A tese, como todas as teses gerais, é discutível, mas Atwood fornece múltiplos exemplos literários de autores e personagens que realizaram essa descida a um mundo desconhecido para trazer de lá um ente querido, das fronteiras a um tempo rígidas e fluidas entre o mundo dos vivos e o mundo dos mortos, dos rituais e superstições culturais através dos quais, ao honrar os mortos, os vivos reconhecem as suas obrigações e são confrontados com a sua própria mortalidade.
O caso mitológico e literário mais célebre de uma personagem que passa para o lado de lá a fim de resgatar a amada é o de Orfeu, que arrisca uma descida ao inferno para trazer de volta Eurídice. Os deuses oferecem-lhe a possibilidade de resgatar a amada desde que Orfeu não ceda à tentação de olhar para ela até regressar ao mundo dos vivos. O desfecho trágico mostra o quão espinhoso é este empreendimento – exige um controlo total das emoções – daí que estas viagens e tentativas de contacto tenham sido ritualizadas e transformadas em momentos simbólicos, em metáforas vivas.
A memória: do Panteão aos livros
Os rituais ligados ao Dia dos Fiéis Defuntos (ou Dia de Finados), não sendo os únicos, servem de exemplo do vai-vem constante entre as duas dimensões. Atwood nota que é comum esses rituais envolverem comida, uma forma de os vivos sinalizarem que não se esqueceram dos seus mortos e de os apaziguarem.

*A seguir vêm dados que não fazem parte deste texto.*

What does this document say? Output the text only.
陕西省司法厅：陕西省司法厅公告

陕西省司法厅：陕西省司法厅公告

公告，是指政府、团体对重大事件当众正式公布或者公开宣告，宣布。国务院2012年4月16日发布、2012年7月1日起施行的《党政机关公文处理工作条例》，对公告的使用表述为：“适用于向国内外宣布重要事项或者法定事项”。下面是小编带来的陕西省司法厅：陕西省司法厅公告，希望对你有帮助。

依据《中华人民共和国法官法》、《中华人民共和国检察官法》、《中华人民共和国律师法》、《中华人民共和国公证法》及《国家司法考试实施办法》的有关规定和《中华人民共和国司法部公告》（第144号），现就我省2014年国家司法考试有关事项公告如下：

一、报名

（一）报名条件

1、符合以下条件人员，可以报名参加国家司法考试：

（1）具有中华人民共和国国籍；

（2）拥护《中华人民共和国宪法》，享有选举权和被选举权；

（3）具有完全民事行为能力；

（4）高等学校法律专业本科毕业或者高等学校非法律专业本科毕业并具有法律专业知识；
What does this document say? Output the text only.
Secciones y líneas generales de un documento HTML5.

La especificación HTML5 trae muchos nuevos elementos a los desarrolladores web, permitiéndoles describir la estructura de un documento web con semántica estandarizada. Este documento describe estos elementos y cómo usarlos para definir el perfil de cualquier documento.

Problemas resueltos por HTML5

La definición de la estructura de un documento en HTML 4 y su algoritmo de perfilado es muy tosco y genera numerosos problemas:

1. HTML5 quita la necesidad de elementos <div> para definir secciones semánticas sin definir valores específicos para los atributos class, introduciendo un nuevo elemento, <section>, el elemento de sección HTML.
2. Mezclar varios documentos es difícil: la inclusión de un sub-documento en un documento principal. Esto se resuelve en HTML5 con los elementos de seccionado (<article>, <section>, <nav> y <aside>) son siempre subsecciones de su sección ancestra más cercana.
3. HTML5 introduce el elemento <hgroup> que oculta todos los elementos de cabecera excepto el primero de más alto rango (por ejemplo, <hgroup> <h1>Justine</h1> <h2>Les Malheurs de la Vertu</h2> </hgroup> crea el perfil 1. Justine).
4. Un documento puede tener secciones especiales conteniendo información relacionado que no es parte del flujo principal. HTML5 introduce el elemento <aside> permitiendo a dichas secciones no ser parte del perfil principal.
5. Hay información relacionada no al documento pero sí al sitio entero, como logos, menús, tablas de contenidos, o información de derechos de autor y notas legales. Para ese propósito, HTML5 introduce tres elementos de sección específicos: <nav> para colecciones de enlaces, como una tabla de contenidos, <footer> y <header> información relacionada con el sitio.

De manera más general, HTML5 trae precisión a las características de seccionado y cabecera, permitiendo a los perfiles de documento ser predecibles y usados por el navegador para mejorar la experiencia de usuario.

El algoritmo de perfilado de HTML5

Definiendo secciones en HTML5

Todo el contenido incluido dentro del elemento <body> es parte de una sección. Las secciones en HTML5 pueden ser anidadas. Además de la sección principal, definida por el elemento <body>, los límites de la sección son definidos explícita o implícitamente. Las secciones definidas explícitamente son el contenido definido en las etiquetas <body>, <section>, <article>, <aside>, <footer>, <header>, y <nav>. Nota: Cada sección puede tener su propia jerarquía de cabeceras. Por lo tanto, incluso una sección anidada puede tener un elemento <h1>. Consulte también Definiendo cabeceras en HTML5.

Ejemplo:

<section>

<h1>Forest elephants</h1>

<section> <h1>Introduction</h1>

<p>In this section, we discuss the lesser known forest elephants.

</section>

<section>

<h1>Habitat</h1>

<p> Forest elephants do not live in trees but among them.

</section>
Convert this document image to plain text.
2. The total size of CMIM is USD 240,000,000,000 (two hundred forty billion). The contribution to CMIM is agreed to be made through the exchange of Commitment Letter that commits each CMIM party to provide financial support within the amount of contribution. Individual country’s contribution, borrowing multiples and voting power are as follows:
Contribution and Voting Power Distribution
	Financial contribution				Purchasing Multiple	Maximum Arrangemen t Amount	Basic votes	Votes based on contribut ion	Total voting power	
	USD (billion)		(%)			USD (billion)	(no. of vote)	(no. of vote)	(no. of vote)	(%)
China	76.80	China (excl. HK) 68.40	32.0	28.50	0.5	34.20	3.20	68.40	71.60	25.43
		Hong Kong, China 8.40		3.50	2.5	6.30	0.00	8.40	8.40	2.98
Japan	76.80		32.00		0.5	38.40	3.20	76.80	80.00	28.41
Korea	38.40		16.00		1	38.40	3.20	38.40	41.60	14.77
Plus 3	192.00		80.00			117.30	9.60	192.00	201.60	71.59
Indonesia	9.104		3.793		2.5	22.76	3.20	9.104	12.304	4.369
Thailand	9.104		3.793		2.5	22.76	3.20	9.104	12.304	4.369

Na minha adolescência, lembro-me por exemplo que os ciganos do meu bairro, quando abriam uma garrafa de cerveja, deitavam sempre um pouco da bebida para o chão. Diziam que se destinava aos seus mortos.
No livro The Work of the Dead: a Cultural History of Mortal Remains, Thomas W. Laqueur procura explicar o papel dos restos mortais enquanto alicerces da civilização, papel que atravessa todos os tempos e todas as culturas e que tem que ver com o facto tão óbvio que nem precisaria de ser enunciado de que “os vivos precisam muito mais dos mortos do que os mortos precisam dos vivos”. É por precisarmos tanto dos mortos e por ser quase insuportável viver com a consciência da nossa mortalidade que o autor considera que “a obra dos mortos talvez seja o maior e mais misterioso triunfo cultural” do homem.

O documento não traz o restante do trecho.